I had no premeditations on writing an article about my drinking. I was sitting at my desk looking for writing gigs and decided to make a post to Dream Chapters. I didn’t know exactly what to write about. I brainstormed a few things and landed on the drinking. I decided why not just put it all out there. The best posts are those that are honest and real right? I didn’t imagine that it would turn into a 3000 word spilling of demons. Most of my articles are between 800-1200 words, never gotten even close to 3000. Here we are though closing in on the end and it felt really good to do this. I’m not trying to save face so there’s no lies, it’s all true and about me and the situation I’ve gotten myself into over the years.

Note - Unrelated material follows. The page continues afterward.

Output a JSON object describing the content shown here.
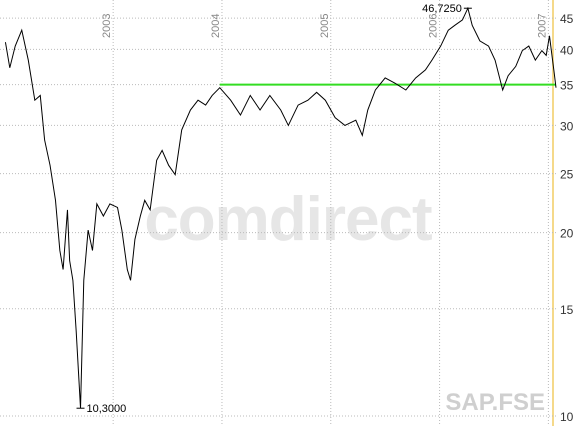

Writing this article and being as honest and raw throughout it as I was is a demonstration to myself just how much I love writing. The expression and emotion I am able to portray I just love. It would be nearly impossible for me to sit down with even a complete stranger and say everything that I just said, but to be able to sit down with only me and my truths it’s easy because I can’t lie to myself. It’s such a great display of emotion and realism and I’m thankful for it. It’s very enlightening to spill my guts on a tender topic like this and it helps to motivate me on this journey.

I’m glad to write and share this article on my blog. I hope that someone struggling is able to stumble upon this and pull strength from it. I’ll be sure to keep everyone updated as the weeks and months go by. If anyone reading this ever has a question or could use some support of their own please reach out! Thanks for reading.

2 comments

  1. This is such an important post for people to read about, especially when the intake creeps up on them. I myself am a casual drinker, but have noticed the number of cans growing in my trash can, and there have been stretches when I hadn’t had a non-drinking day in months.

    Of course, you not feeling the effects the next day only makes it much easier to abuse. Am wishing you all the best, Zach. As sucky as this thing is, maybe it was the exact thing you needed to stop your habit. You got this!